There’s no shame in buying these inexpensive items, and for that, we can thank TikTok, which “has played a huge part in lessening any stigma around cheaper products,” Lawrence says. Apparently, positive reviews trump gold jars.

These products also look as handsome on social media as they do on a bathroom shelf. “You’re proud to have it on your vanity,” says Sullivan of the Versed line. “You’re proud to recommend it. You’re proud to photograph it and put it on your social.... You’re not going to hide it under your sink.”

This new group of products doesn’t satisfy most of the criteria that define luxury goods: elevated, rare, expensive, and finely made with the highest-quality materials. But many consumers now have a different measure, which often includes values such as inclusivity, transparency, no animal testing, natural ingredients, and sustainable packaging.
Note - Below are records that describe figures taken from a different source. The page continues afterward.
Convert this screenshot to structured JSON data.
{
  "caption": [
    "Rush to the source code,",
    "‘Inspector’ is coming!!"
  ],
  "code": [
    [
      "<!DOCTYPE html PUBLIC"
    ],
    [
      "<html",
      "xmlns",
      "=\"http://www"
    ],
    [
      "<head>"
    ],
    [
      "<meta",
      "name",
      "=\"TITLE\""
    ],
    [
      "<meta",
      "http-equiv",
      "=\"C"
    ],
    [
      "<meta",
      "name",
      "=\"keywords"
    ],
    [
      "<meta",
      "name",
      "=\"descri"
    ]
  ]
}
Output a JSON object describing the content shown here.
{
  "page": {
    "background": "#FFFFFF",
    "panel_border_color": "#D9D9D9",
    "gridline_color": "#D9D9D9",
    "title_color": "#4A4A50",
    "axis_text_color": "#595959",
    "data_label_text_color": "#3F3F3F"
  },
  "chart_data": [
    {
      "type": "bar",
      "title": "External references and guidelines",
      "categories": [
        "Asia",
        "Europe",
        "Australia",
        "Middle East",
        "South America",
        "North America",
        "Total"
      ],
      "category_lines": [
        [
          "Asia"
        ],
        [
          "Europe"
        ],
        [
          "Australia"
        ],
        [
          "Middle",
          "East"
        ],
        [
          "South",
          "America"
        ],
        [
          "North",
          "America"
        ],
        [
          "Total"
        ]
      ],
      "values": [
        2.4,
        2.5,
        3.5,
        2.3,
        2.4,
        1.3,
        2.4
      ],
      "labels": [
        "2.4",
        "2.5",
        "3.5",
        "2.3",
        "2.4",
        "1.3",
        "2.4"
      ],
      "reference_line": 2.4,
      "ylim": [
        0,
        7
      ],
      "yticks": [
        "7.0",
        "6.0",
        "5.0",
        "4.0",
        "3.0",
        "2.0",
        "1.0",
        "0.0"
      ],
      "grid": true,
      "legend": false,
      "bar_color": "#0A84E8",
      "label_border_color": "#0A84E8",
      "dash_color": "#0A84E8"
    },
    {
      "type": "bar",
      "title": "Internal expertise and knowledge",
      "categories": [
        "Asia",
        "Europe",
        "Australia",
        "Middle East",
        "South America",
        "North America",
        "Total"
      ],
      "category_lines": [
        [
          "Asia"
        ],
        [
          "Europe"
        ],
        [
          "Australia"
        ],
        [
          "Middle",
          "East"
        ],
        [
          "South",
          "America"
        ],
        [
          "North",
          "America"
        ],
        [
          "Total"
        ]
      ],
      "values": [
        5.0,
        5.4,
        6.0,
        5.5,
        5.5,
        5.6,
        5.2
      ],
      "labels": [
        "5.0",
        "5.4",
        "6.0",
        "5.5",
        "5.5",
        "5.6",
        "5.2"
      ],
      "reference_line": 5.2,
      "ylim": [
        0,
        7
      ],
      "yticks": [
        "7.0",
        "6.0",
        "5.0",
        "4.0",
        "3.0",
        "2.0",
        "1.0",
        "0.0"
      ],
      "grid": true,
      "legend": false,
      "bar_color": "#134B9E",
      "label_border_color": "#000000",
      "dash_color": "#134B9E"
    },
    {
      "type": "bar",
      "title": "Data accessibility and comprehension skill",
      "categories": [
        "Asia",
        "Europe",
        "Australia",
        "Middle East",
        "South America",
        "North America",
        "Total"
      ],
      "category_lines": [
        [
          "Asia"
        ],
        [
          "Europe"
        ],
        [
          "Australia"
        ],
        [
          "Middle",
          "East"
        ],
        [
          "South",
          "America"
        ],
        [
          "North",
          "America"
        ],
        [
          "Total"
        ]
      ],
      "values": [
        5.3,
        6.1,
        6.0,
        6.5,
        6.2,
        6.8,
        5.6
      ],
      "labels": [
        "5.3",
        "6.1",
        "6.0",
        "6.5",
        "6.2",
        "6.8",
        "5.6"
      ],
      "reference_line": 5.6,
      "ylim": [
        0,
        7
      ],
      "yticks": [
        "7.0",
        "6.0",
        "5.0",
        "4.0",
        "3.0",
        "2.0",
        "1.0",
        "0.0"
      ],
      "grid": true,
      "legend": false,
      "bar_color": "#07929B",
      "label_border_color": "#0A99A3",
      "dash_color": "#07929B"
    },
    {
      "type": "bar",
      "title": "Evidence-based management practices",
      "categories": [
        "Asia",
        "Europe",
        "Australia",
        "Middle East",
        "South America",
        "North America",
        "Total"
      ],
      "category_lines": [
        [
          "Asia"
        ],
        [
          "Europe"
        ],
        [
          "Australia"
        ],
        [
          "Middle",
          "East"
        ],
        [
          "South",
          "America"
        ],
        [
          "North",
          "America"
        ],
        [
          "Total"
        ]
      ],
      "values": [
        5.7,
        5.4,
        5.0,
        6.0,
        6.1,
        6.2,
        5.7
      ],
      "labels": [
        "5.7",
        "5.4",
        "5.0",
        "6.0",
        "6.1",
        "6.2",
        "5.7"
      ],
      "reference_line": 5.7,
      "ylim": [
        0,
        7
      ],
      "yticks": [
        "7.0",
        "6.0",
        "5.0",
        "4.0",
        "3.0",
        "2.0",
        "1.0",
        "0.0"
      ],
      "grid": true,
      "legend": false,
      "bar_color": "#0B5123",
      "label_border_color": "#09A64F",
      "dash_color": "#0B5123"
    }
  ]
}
So many of the old barriers dividing luxury, prestige, premium, and mass have crumbled. Sephora has stores within Kohls, Ulta set up shops in Target, and Amazon covers the whole high-to-low range. “Nobody knows what lipstick you’re wearing,” says Demsey. “Nobody knows what you use on your face.” Unless someone drags you into their bathroom and throws open the cabinets, the experience is private and personal.

Those fancy jars on their flocked pedestals with their dollhouse-size spatulas are starting to look a little fussy, a little dated, a little excessive. You could pour them into an antique flacon, but who has the time? Who has a handmaiden?